Ces résultats montrent clairement qu'une addition d'azote et d'un composé oxydant en faibles proportions, en particulier C0 2 ou 0 2 , dans de l'argon permet d'améliorer fortement la qualité du soudage des aciers revêtus d'une couche surfacique d'alliage aluminium/ silicium.
L'amélioration est d'autant plus notable que la teneur en azote augmente, ce qui inciterait à utiliser au moins 8% d'azote dans l'argon.
Toutefois, des contrôles radiographiques réalisés en parallèle ont montré que cette teneur en azote ne devait pas être excessive lorsque l'on souhaite également éviter la formation de porosités dans le métal déposé.
En effet, les contrôles radiographiques effectués sur les cordons obtenus dans les
Essais B à E montrent que pour des teneurs en azote allant jusqu'à 6% environ, le taux de porosités est acceptable, c'est-à-dire conforme aux préconisations de certaines normes, telles les normes NF-EN 287-1, NF EN ISO 5817, EN 462-1 W10.
Par contre, à partir d'une addition de 8% d'azote dans l'argon (essai E), on rencontre parfois des porosités en début des cordons de soudure. Ces porosités font que les assemblages réalisés avec ce pourcentage peuvent être non conformes à la norme.
Il est donc préférable de limiter la teneur en azote à 6% ou prévoir des appendices de début et fin de cordon, là où les porosités ont été rencontrées.
En outre, des contrôles micro graphiques ont également été réalisés de manière à visualiser la structure des cordons après soudage.
Ces contrôles ont fait apparaître pour les cordons obtenus dans le cadre de l'Essai A, une phase ductile sous forme de plages blanches due à la mise en solution d'aluminium et de silicium provenant de la couche Ai/Si recouvrant les pièces.
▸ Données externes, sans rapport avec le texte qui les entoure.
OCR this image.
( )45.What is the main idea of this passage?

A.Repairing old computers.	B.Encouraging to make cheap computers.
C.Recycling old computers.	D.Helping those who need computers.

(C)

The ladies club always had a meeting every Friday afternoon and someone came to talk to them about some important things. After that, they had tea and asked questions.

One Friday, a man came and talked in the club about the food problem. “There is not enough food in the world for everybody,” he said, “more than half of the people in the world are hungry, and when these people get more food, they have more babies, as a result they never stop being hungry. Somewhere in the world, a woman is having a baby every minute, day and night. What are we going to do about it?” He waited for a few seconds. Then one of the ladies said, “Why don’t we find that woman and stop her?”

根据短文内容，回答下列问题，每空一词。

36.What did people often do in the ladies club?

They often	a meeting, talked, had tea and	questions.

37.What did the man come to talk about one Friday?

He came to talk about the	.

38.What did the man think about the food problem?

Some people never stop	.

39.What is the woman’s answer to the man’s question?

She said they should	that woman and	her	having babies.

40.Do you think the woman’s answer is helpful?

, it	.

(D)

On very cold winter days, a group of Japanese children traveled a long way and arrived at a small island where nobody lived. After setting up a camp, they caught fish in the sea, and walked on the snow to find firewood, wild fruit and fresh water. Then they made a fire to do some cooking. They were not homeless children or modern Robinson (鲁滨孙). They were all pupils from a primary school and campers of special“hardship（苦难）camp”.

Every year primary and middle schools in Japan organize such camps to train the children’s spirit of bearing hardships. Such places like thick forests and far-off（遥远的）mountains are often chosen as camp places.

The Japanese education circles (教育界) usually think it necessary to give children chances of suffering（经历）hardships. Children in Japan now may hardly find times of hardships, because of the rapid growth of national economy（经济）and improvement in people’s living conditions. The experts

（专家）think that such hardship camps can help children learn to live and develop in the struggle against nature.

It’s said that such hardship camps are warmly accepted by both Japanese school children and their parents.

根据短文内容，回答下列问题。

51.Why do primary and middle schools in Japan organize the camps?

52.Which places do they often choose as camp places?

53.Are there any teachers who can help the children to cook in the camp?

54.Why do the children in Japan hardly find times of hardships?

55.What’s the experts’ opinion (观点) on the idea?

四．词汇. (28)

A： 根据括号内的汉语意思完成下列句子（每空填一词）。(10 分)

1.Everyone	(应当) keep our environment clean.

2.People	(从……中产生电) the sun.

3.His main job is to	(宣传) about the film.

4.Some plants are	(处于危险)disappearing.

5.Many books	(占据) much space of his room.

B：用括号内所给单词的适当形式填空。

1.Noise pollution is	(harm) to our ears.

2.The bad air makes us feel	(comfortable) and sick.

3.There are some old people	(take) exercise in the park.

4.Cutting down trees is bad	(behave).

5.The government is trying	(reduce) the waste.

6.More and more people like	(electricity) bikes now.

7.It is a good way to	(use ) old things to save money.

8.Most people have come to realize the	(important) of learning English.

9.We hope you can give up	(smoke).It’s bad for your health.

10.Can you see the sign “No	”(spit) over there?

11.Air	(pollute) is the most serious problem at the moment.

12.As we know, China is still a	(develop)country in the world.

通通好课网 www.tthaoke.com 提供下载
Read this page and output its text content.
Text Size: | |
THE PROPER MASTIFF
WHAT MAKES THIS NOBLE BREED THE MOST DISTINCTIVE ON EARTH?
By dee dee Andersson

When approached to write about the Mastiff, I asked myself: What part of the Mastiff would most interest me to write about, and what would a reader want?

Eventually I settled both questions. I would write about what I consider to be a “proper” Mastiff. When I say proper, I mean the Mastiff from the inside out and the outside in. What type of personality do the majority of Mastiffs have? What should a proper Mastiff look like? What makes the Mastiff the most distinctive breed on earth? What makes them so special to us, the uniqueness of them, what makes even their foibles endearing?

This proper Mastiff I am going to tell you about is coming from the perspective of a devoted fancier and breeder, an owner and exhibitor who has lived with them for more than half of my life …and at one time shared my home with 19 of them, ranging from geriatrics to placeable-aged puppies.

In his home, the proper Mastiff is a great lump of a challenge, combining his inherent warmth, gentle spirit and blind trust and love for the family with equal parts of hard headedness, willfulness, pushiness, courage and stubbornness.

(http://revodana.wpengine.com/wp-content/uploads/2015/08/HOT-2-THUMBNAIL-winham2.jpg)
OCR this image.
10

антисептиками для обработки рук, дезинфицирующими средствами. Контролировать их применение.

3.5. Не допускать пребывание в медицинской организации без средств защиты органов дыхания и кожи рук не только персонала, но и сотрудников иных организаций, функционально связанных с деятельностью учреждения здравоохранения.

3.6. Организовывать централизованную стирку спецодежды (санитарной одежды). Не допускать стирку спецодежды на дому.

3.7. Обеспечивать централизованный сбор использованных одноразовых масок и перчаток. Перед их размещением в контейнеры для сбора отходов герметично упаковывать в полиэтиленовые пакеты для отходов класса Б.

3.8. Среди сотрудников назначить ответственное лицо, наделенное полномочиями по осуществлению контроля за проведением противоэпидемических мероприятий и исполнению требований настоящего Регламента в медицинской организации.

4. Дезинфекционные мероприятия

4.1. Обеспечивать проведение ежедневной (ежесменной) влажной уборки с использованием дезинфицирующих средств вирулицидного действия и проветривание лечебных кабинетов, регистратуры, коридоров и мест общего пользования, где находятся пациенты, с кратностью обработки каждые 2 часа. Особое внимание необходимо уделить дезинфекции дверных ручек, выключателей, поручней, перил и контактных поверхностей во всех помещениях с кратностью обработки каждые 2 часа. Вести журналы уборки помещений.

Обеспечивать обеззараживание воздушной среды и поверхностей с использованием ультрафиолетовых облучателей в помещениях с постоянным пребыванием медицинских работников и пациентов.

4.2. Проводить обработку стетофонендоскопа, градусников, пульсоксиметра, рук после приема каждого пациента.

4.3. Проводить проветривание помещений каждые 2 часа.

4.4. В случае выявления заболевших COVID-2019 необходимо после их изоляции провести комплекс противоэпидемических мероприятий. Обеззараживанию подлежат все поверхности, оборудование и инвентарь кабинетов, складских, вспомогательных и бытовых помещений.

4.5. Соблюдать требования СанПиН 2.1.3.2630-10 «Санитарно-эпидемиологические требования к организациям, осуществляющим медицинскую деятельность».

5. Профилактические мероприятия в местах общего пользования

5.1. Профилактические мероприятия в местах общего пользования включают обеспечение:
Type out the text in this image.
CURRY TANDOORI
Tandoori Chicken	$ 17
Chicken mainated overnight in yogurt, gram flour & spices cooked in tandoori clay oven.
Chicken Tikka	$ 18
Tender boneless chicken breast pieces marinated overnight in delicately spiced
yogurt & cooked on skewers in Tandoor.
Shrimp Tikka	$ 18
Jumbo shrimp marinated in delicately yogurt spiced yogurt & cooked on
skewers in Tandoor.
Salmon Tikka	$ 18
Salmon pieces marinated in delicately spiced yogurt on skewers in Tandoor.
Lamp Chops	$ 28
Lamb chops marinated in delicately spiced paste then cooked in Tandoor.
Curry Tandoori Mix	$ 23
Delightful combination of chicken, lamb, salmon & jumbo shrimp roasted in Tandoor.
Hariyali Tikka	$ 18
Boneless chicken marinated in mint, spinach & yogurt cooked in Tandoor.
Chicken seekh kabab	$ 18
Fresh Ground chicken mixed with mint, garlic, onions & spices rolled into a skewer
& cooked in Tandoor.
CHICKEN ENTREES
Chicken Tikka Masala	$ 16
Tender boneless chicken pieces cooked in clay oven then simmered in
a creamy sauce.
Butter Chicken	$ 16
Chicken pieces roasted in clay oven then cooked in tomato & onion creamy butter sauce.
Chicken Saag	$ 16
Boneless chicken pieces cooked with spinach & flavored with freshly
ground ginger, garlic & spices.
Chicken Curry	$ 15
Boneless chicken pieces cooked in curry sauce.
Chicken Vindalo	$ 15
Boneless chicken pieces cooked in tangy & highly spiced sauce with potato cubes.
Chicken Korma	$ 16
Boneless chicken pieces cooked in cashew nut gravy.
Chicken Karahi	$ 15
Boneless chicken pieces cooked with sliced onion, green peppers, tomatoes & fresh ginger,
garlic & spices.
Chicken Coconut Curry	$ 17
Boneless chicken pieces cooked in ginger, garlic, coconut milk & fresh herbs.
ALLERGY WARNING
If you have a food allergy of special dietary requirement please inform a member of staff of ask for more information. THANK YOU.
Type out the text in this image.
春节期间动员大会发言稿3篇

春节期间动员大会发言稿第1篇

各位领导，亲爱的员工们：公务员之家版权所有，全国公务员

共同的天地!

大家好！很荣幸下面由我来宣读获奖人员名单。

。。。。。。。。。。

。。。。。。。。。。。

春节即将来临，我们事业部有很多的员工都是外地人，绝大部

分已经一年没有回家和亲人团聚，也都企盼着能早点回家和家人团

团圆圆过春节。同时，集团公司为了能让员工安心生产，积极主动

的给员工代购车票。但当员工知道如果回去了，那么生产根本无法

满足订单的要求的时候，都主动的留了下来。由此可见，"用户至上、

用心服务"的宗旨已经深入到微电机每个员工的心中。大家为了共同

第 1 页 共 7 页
Ces plages contiennent de la ferrite Delta qui nuit aux propriétés mécaniques des assemblages soudés.
A l'inverse, après examen des cordons obtenus dans le cadre des essais B à E, il apparaît que les plages de ferrite Delta sont signifïcativement diminuées par l'ajout d'azote dans le gaz de protection. A partir de 4% d'azote, les plages de ferrite Delta n'apparaissent plus en zone fondue.
Ceci démontre l'intérêt de l'ajout d'azote dans l'argon lorsqu'on souhaite éviter la formation de plages de ferrite delta dans les cordons de soudure réalisés sur des pièces en acier revêtues d'une couche Ai/Si, tels les aciers de type Usibor. Il est à noter que des essais complémentaires ont montré que tout ou partie de l'argon pouvait être remplacé par de l'hélium, sans perte des bénéfices résultants de l'addition d'azote. De là, on utilise une proportion d'azote inférieure à 10% en volume, de préférence entre 4 et 8% en volume, avantageusement entre environ 5 et 7% en volume, et plus particulièrement de l'ordre de 6% en volume, le reste étant de l'argon et/ou de l'hélium.
En outre, concernant la présence d'oxygène ou de C0 2 , on peut dire que l'influence de ces composés est notable en ce qui concerne l'amélioration de la stabilité d'arc et de la soudabilité.